Tuesday, August 25, 2009

Huanchaco via Cockney

I´m on the clock at an internet dive by the northern shoreline of Peru, in a town called Huanchaco. I´m about to make my way over to the mini mercado [re. alleyway] where I´m going to haggle in Spanish over the price of some beautiful hand crafted, hand dyed leather sandals. It should be noted that I am a terrible haggler... while I was trying them on the other night for the first time, I had the very American woman reaction that would have probably been more appropriate over a pair of Frye boots in a Nordstroms [¨Oh my gosh I loooooove them! Don´t you just looooove them aren´t they just precious!!] The Peruvian keeper smiled and her eyes gleamed as she immediately raised the price about 20 soles. David ushered me away and we practiced looking vaguely unconvinced over delicious postres and the freshest ceviche in the country.. the takeaway is that I should basically never, ever gamble.

Peru has been a pretty charming trip thus far, as we´ve lazily drifted from Lima up the coastline. We´ve seen some good ruins [basically, if it´s broken and covered in dirt, it´s a ruin...learned that lesson about guides and booked tours the hard way in Trujillo] museums, beaches, and nightlife. The food has been mostly fried [chifa is a big one here, which is fried rice with everything they have in the scrap pile mixed in] or a product of corn, but I´ve had my fair share of scary chicken parts [Mallory, you take the cake with the goat liver in Africa].
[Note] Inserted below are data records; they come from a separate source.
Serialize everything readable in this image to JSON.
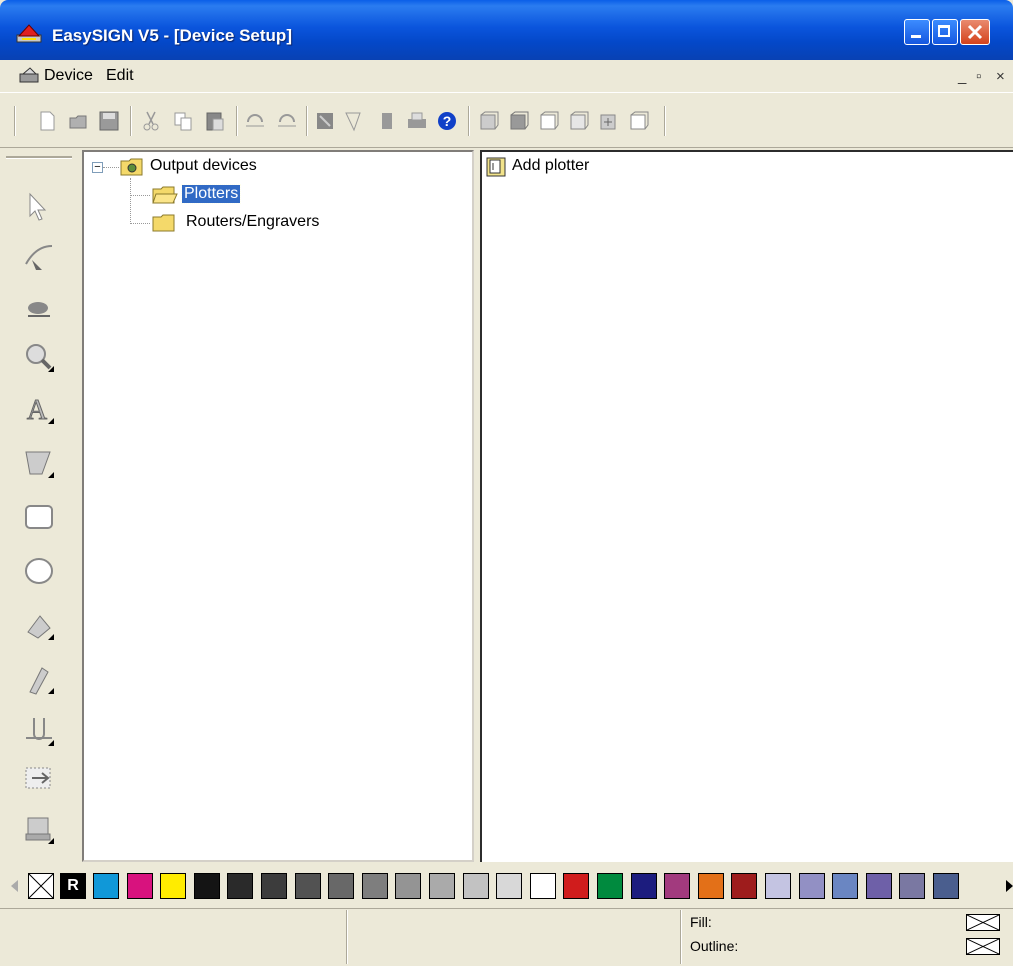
{
  "window": {
    "title": "EasySIGN V5 - [Device Setup]"
  },
  "menu": {
    "items": [
      "Device",
      "Edit"
    ],
    "mdi_controls": [
      "_",
      "▫",
      "×"
    ]
  },
  "toolbar": {
    "icons": [
      "new-icon",
      "open-icon",
      "save-icon",
      "cut-icon",
      "copy-icon",
      "paste-icon",
      "undo-icon",
      "redo-icon",
      "import-icon",
      "export-icon",
      "pause-icon",
      "print-icon",
      "help-icon",
      "view-front-icon",
      "view-back-icon",
      "view-left-icon",
      "view-right-icon",
      "view-top-icon",
      "view-3d-icon"
    ]
  },
  "tree": {
    "root_label": "Output devices",
    "root_expander": "−",
    "children": [
      {
        "label": "Plotters",
        "selected": true
      },
      {
        "label": "Routers/Engravers",
        "selected": false
      }
    ]
  },
  "list": {
    "items": [
      {
        "label": "Add plotter"
      }
    ]
  },
  "palette": {
    "none_symbol": "×",
    "registration_label": "R",
    "colors": [
      "#1098d8",
      "#d8127e",
      "#ffec00",
      "#141414",
      "#2a2a2a",
      "#3c3c3c",
      "#525252",
      "#686868",
      "#7e7e7e",
      "#949494",
      "#aaaaaa",
      "#c2c2c2",
      "#d8d8d8",
      "#ffffff",
      "#d01c1c",
      "#008a3e",
      "#1c1c7e",
      "#a23a7e",
      "#e37018",
      "#9e1c1c",
      "#c4c4e2",
      "#9290c4",
      "#6a86c2",
      "#6e60a8",
      "#7a78a2",
      "#4a5e8e"
    ]
  },
  "status": {
    "fill_label": "Fill:",
    "outline_label": "Outline:"
  }
}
The best thing about Huanchaco so far was the luck we had with lodging. As we were lugging ourselves up a random street toward the shining oasis of a Hostal´s neon sign, a lovely young local called out to us on behalf of her middle aged, beach worn patron sitting behind a stack of fried donuts. Do you want a room overlooking the beach, hot water and a private bathroom in a large, open air beach house for only 25 soles a night- yes. Keith is a 40ish Brit ex pat who lets rooms and hammocks in his rottweiler-guarded beachhouse at the end of the strip. It´s like staying at a luxury resort in Kona-- quiet, white washed, with low hanging hand woven hammocks grazing a glossy wood panel porch with a brick layed barbecue pit in the corner. Keith has given us great tips about where to eat, buy gifts, and where to see the ´real´ Peru. We spent the day trolling the mercados for fresh fruit and chasing crabs on the beach. Before we had keys yesterday we had to wait for Keith to come to open the door while Rocky the bilingual rottweiler lost his shit on the other side of the wall, and not five minutes past the point of wondering if we were lost Keith comes speeding up in the back of a bicycle taxi clutching dog biscuits and an industrial size package of toilet paper. He speaks what he calls ´Cockney Spanish´ and is thus a little less decipherable than the most articulate Peruvian, but so far we´ve figured out the important bits-- don´t walk by the rottweilers at night, and if we need towels or want to flush paper down the toilet it´s an extra 25 soles.

1 comment:

  1. It sounds wonderful! What a lucky break, finding such a nice, dog-enforced place!